I had never seen something so hideous—and alluring.
Mor’s face had drained of color. “Hurry,” she said to me. “We’ve got a few minutes.”
Azriel scanned the room, the stairs we’d strode down, the Cauldron, its legs. I made to approach the dais, but he extended an arm into my path. “Listen.”
So we did.
Not words. But a throbbing.
Like blood pulsed through the room. Like the Cauldron had a heartbeat.
Like calls to like. I moved toward it. Mor was at my back, but didn’t stop me as I stepped up onto the dais.
Inside the Cauldron was nothing but inky, swirling black.
Perhaps the entire universe had come from it.
Azriel and Cassian tensed as I laid a hand on the lip. Pain—pain and ecstasy and power and weakness flowed into me. Everything that was and wasn’t, fire and ice, light and dark, deluge and drought.
The map for creation.
Reeling back into myself, I readied to read that spell.
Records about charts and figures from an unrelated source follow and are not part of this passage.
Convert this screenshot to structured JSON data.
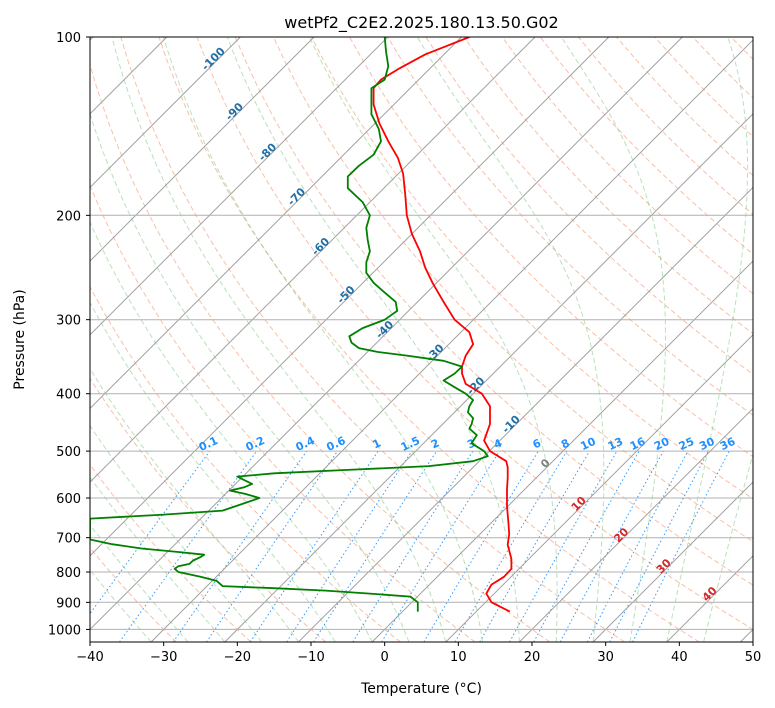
{
  "chart_data": {
    "type": "skew-t",
    "title": "wetPf2_C2E2.2025.180.13.50.G02",
    "xlabel": "Temperature (°C)",
    "ylabel": "Pressure (hPa)",
    "xlim": [
      -40,
      50
    ],
    "ylim": [
      1050,
      100
    ],
    "x_ticks": [
      -40,
      -30,
      -20,
      -10,
      0,
      10,
      20,
      30,
      40,
      50
    ],
    "x_tick_labels": [
      "−40",
      "−30",
      "−20",
      "−10",
      "0",
      "10",
      "20",
      "30",
      "40",
      "50"
    ],
    "y_ticks": [
      100,
      200,
      300,
      400,
      500,
      600,
      700,
      800,
      900,
      1000
    ],
    "y_tick_labels": [
      "100",
      "200",
      "300",
      "400",
      "500",
      "600",
      "700",
      "800",
      "900",
      "1000"
    ],
    "y_scale": "log",
    "grid": true,
    "series": [
      {
        "kind": "temperature",
        "color": "#ff0000",
        "points": [
          {
            "p": 933,
            "t": 17.0
          },
          {
            "p": 900,
            "t": 14.5
          },
          {
            "p": 870,
            "t": 13.8
          },
          {
            "p": 840,
            "t": 14.5
          },
          {
            "p": 815,
            "t": 16.2
          },
          {
            "p": 790,
            "t": 17.2
          },
          {
            "p": 760,
            "t": 17.2
          },
          {
            "p": 720,
            "t": 16.7
          },
          {
            "p": 690,
            "t": 16.9
          },
          {
            "p": 660,
            "t": 16.8
          },
          {
            "p": 620,
            "t": 16.6
          },
          {
            "p": 580,
            "t": 16.6
          },
          {
            "p": 555,
            "t": 16.7
          },
          {
            "p": 532,
            "t": 16.7
          },
          {
            "p": 520,
            "t": 16.5
          },
          {
            "p": 500,
            "t": 14.3
          },
          {
            "p": 480,
            "t": 13.5
          },
          {
            "p": 450,
            "t": 14.3
          },
          {
            "p": 420,
            "t": 14.3
          },
          {
            "p": 400,
            "t": 13.2
          },
          {
            "p": 385,
            "t": 11.0
          },
          {
            "p": 370,
            "t": 10.5
          },
          {
            "p": 360,
            "t": 10.5
          },
          {
            "p": 345,
            "t": 11.0
          },
          {
            "p": 330,
            "t": 12.0
          },
          {
            "p": 315,
            "t": 11.5
          },
          {
            "p": 300,
            "t": 9.5
          },
          {
            "p": 280,
            "t": 8.0
          },
          {
            "p": 260,
            "t": 6.5
          },
          {
            "p": 245,
            "t": 5.5
          },
          {
            "p": 230,
            "t": 4.8
          },
          {
            "p": 215,
            "t": 3.7
          },
          {
            "p": 200,
            "t": 3.0
          },
          {
            "p": 185,
            "t": 2.8
          },
          {
            "p": 170,
            "t": 2.5
          },
          {
            "p": 160,
            "t": 1.8
          },
          {
            "p": 150,
            "t": 0.5
          },
          {
            "p": 140,
            "t": -0.7
          },
          {
            "p": 130,
            "t": -1.5
          },
          {
            "p": 122,
            "t": -1.5
          },
          {
            "p": 118,
            "t": -0.5
          },
          {
            "p": 113,
            "t": 2.0
          },
          {
            "p": 107,
            "t": 5.5
          },
          {
            "p": 100,
            "t": 11.5
          }
        ]
      },
      {
        "kind": "dewpoint",
        "color": "#008000",
        "points": [
          {
            "p": 933,
            "t": 4.5
          },
          {
            "p": 900,
            "t": 4.5
          },
          {
            "p": 880,
            "t": 3.5
          },
          {
            "p": 870,
            "t": -2.0
          },
          {
            "p": 860,
            "t": -8.0
          },
          {
            "p": 852,
            "t": -15.0
          },
          {
            "p": 845,
            "t": -22.0
          },
          {
            "p": 828,
            "t": -22.8
          },
          {
            "p": 815,
            "t": -25.0
          },
          {
            "p": 800,
            "t": -28.0
          },
          {
            "p": 790,
            "t": -28.5
          },
          {
            "p": 782,
            "t": -28.0
          },
          {
            "p": 775,
            "t": -26.5
          },
          {
            "p": 765,
            "t": -26.0
          },
          {
            "p": 755,
            "t": -25.0
          },
          {
            "p": 748,
            "t": -24.5
          },
          {
            "p": 740,
            "t": -28.0
          },
          {
            "p": 730,
            "t": -33.0
          },
          {
            "p": 718,
            "t": -37.0
          },
          {
            "p": 705,
            "t": -40.0
          },
          {
            "p": 650,
            "t": -40.0
          },
          {
            "p": 640,
            "t": -30.0
          },
          {
            "p": 630,
            "t": -22.0
          },
          {
            "p": 615,
            "t": -19.5
          },
          {
            "p": 600,
            "t": -17.0
          },
          {
            "p": 590,
            "t": -19.0
          },
          {
            "p": 583,
            "t": -21.0
          },
          {
            "p": 575,
            "t": -19.0
          },
          {
            "p": 568,
            "t": -18.0
          },
          {
            "p": 560,
            "t": -19.0
          },
          {
            "p": 552,
            "t": -20.0
          },
          {
            "p": 545,
            "t": -15.0
          },
          {
            "p": 538,
            "t": -5.0
          },
          {
            "p": 530,
            "t": 6.0
          },
          {
            "p": 520,
            "t": 12.0
          },
          {
            "p": 510,
            "t": 14.0
          },
          {
            "p": 500,
            "t": 13.5
          },
          {
            "p": 485,
            "t": 11.8
          },
          {
            "p": 470,
            "t": 12.5
          },
          {
            "p": 458,
            "t": 11.5
          },
          {
            "p": 450,
            "t": 11.8
          },
          {
            "p": 440,
            "t": 12.0
          },
          {
            "p": 430,
            "t": 11.3
          },
          {
            "p": 420,
            "t": 11.5
          },
          {
            "p": 410,
            "t": 12.0
          },
          {
            "p": 400,
            "t": 11.0
          },
          {
            "p": 390,
            "t": 9.5
          },
          {
            "p": 380,
            "t": 8.0
          },
          {
            "p": 370,
            "t": 9.5
          },
          {
            "p": 360,
            "t": 10.5
          },
          {
            "p": 352,
            "t": 8.0
          },
          {
            "p": 345,
            "t": 3.0
          },
          {
            "p": 340,
            "t": -1.0
          },
          {
            "p": 335,
            "t": -3.5
          },
          {
            "p": 328,
            "t": -4.5
          },
          {
            "p": 320,
            "t": -4.8
          },
          {
            "p": 310,
            "t": -3.0
          },
          {
            "p": 300,
            "t": 0.0
          },
          {
            "p": 290,
            "t": 1.7
          },
          {
            "p": 280,
            "t": 1.5
          },
          {
            "p": 270,
            "t": 0.0
          },
          {
            "p": 260,
            "t": -1.5
          },
          {
            "p": 250,
            "t": -2.5
          },
          {
            "p": 240,
            "t": -2.5
          },
          {
            "p": 230,
            "t": -2.0
          },
          {
            "p": 220,
            "t": -2.3
          },
          {
            "p": 210,
            "t": -2.5
          },
          {
            "p": 200,
            "t": -2.0
          },
          {
            "p": 190,
            "t": -3.0
          },
          {
            "p": 180,
            "t": -5.0
          },
          {
            "p": 172,
            "t": -5.0
          },
          {
            "p": 165,
            "t": -3.5
          },
          {
            "p": 158,
            "t": -1.5
          },
          {
            "p": 150,
            "t": -0.5
          },
          {
            "p": 143,
            "t": -0.8
          },
          {
            "p": 135,
            "t": -1.8
          },
          {
            "p": 128,
            "t": -1.8
          },
          {
            "p": 122,
            "t": -1.8
          },
          {
            "p": 118,
            "t": 0.0
          },
          {
            "p": 112,
            "t": 0.5
          },
          {
            "p": 106,
            "t": 0.2
          },
          {
            "p": 100,
            "t": 0.0
          }
        ]
      }
    ],
    "isotherm_labels": [
      "-100",
      "-90",
      "-80",
      "-70",
      "-60",
      "-50",
      "-40",
      "-30",
      "-20",
      "-10"
    ],
    "isotherm_label_color": "#1f6fa8",
    "mixing_ratio_labels": [
      "0.1",
      "0.2",
      "0.4",
      "0.6",
      "1",
      "1.5",
      "2",
      "3",
      "4",
      "6",
      "8",
      "10",
      "13",
      "16",
      "20",
      "25",
      "30",
      "36"
    ],
    "mixing_ratio_label_color": "#1e90ff",
    "isotherm_zero_label": "0",
    "isotherm_zero_color": "#808080",
    "warm_isotherm_labels": [
      "10",
      "20",
      "30",
      "40"
    ],
    "warm_isotherm_color": "#d62728"
  }
}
The paper trembled as I pulled it from my pocket. As my fingers brushed the half of the Book inside.
Sweet-tongued liar, lady of many faces—
One hand on half of the Book of Breathings, the other on the Cauldron, I took a step outside myself, a jolt passing through my blood as if I were no more than a lightning rod.
Yes, you see now, princess of carrion—you see what you must do …
“Feyre,” Mor murmured in warning.
But my mouth was foreign, my lips might as well have been as far away as Velaris while the Cauldron and the Book flowed through me, communing.
The other one, the Book hissed. Bring the other one … let us be joined, let us be free.
I slid the Book from my pocket, tucking it into the crook of my arm as I tugged the second half free. Lovely girl, beautiful bird—so sweet, so generous …
Together together together
“Feyre.” Mor’s voice cut through the song of both halves.
Amren had been wrong. Separate, their power was cleaved—not enough to take on the abyss of the Cauldron’s might. But together … Yes, together, the spell would work when I spoke it.
Whole, I would become not a conduit between them, but rather their master. There was no moving the Cauldron—it had to be now.